Un silencio denso se instaló entre nosotros, solo interrumpido por el leve goteo de un suero en la sala contigua. Luego, José continuó, con su mirada perdida de nuevo en el suelo:

—Mire, Doctor, yo trabajo duro, de lunes a viernes, apretando tuercas en el taller. Mis manos… —levantó sus manos callosas, mostrando las cicatrices  de su esfuerzo diario, — mis manos no conocen el descanso. Mi mamá está enferma, postrada en cama, y yo soy el único que la mantiene, el único clavo al que se agarra.

   Su voz se quebró ligeramente antes de retomar el hilo de su dolorosa letanía.

—Mi mujer se fue… se fue porque a mi muchachito, lo mató un malandro. Ella… ella me echó la culpa, como si yo hubiera podido evitar esa desgracia. La rabia me consumía, Doctor, y le caí a «coñazos» a otro malandro, un animal igual al que me arrebató a mi hijo. Por eso me llevaron preso. Cuando salí… cuando salí, ya me habían robado todo en el rancho. Se habían llevado hasta los recuerdos.

  El silencio volvió a caer, esta vez más pesado, cargado de la injusticia cruda de su relato. Yo, que había llegado con mis esquemas y mis protocolos, sentía cómo la frialdad de la ciencia se derretía ante la magnitud del sufrimiento humano. Pensé en lo fácil que era, en ocasiones, reducir un ser humano a un conjunto de síntomas, diagnosticar una enfermedad sin ver la trama compleja de su existencia. En realidad, el diagnóstico urgente no era el suyo, sino el de una sociedad enferma, de instituciones que fallaban, de una conciencia colectiva adormecida ante el dolor ajeno.

  José suspiró profundamente y prosiguió... Su voz, era ahora un murmullo sombrío:

—A veces, cuando camino por la calle, veo una mujer bonita y me da una rabia… una rabia que me quema por dentro, porque sé que yo no puedo ofrecerle nada. Veo un policía con su uniforme y su pistola, y la rabia es peor, porque ellos no ven el sufrimiento de uno, solo ven al borracho. Veo un niño jugando y la rabia me aprieta el pecho, porque mi niño… mi niño ya no juega. Y si un perro se me cruza, Doctor… le juro que a veces no me aguanto y le suelto una patada.

  Bajó aún más la voz, casi un susurro, y su mirada se detuvo en sus propias manos, como si ellas fueran las culpables de sus oscuros pensamientos.

—A veces… a veces me dan ganas de matar… ¡Sí, de matar!… —la confesión cruda flotó en el aire, cargada de desesperación.

  ¿Qué podía decirle yo, con mis tratados de fisiología y mis recetas médicas? Mis palabras parecían huecas, insuficientes ante la magnitud de su quebranto. La ciencia, tan precisa para descifrar los misterios del cuerpo, se mostraba impotente ante las heridas del alma.

  En un impulso torpe, casi avergonzado, rebusqué en mi bolsillo y saqué un billete arrugado.

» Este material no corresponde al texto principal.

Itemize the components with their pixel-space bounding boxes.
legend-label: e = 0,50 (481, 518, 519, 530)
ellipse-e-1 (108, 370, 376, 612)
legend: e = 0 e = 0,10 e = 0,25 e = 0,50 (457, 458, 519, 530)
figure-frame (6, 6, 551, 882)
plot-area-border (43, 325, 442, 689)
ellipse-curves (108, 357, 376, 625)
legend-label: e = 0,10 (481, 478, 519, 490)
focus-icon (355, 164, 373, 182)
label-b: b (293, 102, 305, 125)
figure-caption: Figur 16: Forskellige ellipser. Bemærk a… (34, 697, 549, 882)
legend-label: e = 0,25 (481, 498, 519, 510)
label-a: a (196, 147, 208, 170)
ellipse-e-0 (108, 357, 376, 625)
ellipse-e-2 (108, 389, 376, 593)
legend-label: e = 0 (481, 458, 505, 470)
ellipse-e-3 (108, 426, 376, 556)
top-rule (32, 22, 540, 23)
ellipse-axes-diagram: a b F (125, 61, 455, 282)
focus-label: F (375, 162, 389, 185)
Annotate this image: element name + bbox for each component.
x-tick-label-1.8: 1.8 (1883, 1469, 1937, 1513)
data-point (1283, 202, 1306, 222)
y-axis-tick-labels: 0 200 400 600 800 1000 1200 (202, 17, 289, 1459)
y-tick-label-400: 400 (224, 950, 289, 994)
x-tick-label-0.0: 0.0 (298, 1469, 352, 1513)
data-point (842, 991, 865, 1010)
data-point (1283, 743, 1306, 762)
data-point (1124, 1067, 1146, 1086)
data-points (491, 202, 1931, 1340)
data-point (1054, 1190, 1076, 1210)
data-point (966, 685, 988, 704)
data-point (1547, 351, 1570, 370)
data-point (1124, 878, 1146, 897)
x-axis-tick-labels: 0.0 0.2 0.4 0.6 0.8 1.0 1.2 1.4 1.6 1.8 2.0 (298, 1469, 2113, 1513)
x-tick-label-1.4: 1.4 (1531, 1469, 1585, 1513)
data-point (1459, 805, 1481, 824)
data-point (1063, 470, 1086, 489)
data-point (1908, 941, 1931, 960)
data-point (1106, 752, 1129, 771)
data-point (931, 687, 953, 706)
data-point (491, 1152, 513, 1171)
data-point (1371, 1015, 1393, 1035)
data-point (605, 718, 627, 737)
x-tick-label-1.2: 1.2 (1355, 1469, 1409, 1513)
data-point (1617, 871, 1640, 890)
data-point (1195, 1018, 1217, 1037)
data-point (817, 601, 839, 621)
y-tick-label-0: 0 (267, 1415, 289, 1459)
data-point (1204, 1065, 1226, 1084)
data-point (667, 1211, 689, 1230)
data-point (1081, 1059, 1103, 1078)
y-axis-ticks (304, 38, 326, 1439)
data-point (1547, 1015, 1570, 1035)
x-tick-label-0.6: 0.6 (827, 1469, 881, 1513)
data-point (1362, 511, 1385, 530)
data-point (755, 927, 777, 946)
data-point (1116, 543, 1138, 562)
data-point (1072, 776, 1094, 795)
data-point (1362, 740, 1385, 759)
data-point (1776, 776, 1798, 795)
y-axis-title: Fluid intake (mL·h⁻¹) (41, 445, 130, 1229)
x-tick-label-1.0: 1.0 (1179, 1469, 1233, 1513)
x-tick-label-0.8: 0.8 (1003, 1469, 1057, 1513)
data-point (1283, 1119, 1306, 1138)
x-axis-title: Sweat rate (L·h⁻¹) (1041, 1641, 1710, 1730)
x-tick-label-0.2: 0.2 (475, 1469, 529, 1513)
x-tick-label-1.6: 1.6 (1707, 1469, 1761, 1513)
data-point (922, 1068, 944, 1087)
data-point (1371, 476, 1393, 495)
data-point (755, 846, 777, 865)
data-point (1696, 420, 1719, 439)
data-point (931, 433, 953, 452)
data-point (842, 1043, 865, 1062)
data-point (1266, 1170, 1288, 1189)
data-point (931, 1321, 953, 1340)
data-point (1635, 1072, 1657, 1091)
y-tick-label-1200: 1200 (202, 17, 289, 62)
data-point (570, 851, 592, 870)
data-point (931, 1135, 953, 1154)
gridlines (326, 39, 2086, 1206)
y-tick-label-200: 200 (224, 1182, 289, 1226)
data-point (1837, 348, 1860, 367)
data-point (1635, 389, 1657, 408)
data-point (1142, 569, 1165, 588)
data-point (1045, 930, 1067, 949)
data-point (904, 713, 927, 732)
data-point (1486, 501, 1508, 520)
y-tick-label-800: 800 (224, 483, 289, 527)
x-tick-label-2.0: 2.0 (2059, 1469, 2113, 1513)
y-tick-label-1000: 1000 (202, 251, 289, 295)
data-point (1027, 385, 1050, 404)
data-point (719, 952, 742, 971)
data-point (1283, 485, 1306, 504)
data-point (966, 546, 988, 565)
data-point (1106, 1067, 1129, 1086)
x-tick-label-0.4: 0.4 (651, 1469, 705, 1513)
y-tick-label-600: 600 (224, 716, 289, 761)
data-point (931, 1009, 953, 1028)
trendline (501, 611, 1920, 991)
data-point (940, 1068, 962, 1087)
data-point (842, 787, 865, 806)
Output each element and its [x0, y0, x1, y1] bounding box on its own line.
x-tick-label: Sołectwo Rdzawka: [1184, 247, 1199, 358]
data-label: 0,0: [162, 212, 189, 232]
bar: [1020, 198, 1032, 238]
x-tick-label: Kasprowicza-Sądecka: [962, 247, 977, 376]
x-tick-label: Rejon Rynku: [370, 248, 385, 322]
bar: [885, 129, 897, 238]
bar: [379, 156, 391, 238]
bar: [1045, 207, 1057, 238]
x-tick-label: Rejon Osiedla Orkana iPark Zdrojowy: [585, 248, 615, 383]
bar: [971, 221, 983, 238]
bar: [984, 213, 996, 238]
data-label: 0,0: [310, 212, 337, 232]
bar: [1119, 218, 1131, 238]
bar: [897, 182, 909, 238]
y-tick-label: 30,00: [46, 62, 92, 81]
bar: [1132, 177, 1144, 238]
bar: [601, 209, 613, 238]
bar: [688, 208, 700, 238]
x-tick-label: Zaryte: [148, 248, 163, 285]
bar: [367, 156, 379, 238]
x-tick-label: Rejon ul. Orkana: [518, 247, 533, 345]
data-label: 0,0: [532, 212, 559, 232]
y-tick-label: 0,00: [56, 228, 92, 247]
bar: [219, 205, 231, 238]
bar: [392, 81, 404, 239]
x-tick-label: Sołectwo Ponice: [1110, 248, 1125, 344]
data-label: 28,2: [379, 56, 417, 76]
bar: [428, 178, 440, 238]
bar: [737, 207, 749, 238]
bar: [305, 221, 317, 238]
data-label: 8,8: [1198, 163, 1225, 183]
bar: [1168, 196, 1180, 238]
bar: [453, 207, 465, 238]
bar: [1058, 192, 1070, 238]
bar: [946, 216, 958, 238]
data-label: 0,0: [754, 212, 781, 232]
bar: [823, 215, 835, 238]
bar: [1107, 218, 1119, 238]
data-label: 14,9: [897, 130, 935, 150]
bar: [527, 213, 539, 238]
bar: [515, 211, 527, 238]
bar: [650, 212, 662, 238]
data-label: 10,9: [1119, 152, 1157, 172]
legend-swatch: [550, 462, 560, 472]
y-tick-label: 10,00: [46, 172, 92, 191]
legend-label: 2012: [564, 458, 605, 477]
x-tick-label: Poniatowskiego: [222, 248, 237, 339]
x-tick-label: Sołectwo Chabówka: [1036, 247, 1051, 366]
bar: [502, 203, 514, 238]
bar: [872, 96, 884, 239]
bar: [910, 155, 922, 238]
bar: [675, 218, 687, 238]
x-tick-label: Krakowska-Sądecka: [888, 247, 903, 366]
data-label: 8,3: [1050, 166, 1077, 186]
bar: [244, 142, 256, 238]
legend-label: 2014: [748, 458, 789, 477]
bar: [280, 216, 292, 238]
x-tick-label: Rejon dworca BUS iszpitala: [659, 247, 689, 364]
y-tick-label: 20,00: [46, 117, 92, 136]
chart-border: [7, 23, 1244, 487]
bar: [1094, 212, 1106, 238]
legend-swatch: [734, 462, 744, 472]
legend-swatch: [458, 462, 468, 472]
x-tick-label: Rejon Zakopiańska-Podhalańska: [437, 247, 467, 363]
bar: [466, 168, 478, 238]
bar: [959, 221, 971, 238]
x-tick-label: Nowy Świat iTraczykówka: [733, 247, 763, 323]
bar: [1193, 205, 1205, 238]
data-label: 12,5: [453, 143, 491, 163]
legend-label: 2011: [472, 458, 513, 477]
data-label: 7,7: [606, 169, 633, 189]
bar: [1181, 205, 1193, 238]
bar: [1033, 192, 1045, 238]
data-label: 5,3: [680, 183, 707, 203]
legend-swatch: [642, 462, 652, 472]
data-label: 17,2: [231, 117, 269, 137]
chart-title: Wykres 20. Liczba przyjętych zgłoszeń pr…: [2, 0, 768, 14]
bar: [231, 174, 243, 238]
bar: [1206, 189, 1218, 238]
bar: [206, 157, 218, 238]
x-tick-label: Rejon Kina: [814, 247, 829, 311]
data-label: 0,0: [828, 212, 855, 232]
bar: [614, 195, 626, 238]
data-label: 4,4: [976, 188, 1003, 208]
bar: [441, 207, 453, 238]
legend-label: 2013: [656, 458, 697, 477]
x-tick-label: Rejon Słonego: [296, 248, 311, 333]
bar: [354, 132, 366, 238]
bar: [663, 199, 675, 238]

Se lo ofrecí con la mirada baja, sintiendo la incongruencia de mi gesto.

—Coño, viejo… perdóname… —murmuré, la disculpa brotó sincera con una comprensión tardía. —Anda… vete… y trata de agarrar tu pea otra vez.

  El billete quedó en su mano como una limosna insignificante ante el océano de su dolor. José me miró con una mezcla de sorpresa y resignación, quizás entendiendo que en ese momento, mi humanidad, aunque tardía y torpe, era lo único que podía ofrecerle. (Adaptado de "Crónicas Oscuras de un Hospital Venezolano" de los Dres. Pedro Lizardo y Arnaldo Sánchez).